By Georgina Hewson
The final year of uni is here and the unknown job opportunities dauntingly lie ahead. One last chance to get that GPA, that job, your shit together.
So close to the finish line, I began to question who in my media career I wanted to model myself after. From people in cohorts before me to my favourite TV personalities. And in the flurry of fearful thoughts, I realized, I have a flaw. Shocking, I know. But, I think it’s one we all share, that’s embedded deeply into our society and possibly even culture.
Subconsciously maybe in an effort to feel better, I found that more and more, my friends and I would talk about such people and say ‘they were just lucky, or they’ve just got the contacts.’ My jealousy, or the fear of not being on par with them, made me put them into a box of privilege and luck rather than acknowledging their abilities.
I was discrediting other successful people to essentially justify why I maybe wasn’t good enough. And sadly, have only just become aware of it.
Not only that, but I constantly find myself saying things like ‘if I am lucky enough to get a job’ when people ask me about my graduation plans. I believe that maybe it is easy to have that doubt when sounding ‘cocky’ ‘or ‘up yourself’ is something that I have been cautioned against my whole life. As if confidence isn’t the polite thing for a woman to have. As if, backing yourself and setting an example can be seen as vanity.
In Australia, a long history of the underdog culture and respect for humility has made us afraid to acknowledge our and others successes and ambitions. Instead, we undercut our achievements with self-deprecating humour and resentment for others who have climbed to the top of the ladder before us. If they’re confident and self – congratulatory, they’re bitches or arrogant.

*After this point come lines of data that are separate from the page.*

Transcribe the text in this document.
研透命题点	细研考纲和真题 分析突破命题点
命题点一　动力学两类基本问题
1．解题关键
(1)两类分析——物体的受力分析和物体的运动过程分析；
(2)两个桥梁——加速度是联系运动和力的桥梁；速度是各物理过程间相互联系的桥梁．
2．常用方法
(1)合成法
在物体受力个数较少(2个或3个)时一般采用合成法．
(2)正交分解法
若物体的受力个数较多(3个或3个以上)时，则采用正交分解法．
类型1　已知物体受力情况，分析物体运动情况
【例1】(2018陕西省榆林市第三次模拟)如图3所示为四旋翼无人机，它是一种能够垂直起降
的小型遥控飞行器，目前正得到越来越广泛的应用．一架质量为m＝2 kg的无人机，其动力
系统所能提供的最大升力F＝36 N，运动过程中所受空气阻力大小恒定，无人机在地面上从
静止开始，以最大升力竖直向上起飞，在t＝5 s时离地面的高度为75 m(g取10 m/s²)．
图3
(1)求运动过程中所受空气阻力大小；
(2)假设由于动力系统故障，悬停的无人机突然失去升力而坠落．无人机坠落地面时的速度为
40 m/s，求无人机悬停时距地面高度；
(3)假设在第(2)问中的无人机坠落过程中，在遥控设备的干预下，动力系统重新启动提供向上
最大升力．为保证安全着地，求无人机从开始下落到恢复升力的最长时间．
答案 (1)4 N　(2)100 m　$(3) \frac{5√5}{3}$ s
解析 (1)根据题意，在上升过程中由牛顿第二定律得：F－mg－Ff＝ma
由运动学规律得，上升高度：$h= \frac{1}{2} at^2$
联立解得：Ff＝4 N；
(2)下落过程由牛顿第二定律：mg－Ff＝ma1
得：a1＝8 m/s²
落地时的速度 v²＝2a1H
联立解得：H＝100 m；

That’s not to say that our uniquely Aussie human isn’t endearing, however, I wonder sometimes if there is a thin line between ‘taking the piss’ and tearing someone down. And, I am the first to put my hand up here and admit I may be guilty.
‘Tall Poppy Syndrome’ is a pejorative term used typically in the Anglosphere to describe the social phenomenon in which people of genuine merit are resented, attacked, cut down
I mean, this transcends far further than my experience. In the media, we attack celebrities, personalities, politicians. Making them justify themselves to us. Hungry to call other people out for backing themselves.
That’s not to say that celebrities should be excused for some things. However, it seems this idea is most definitely embedded in our society.
But, I think, in international women’s day week of all weeks, we need to start lifting each other up.
Thanking the women who paved the way before us, not tearing them down but letting them know it is meaningful that our peers can achieve such feats.
I recently went to a panel night where the speaker Lisa Millar of the ABC said when you lift other people up you look good. There is no reason not to. We rise by lifting others.
Another wise woman once said that we should stop throwing down ladders to other women but start throwing nets. So in this world of tall poppies, I encourage you along with myself to do better. Celebrate one another. That’s what I will be doing this Friday, and every day after that.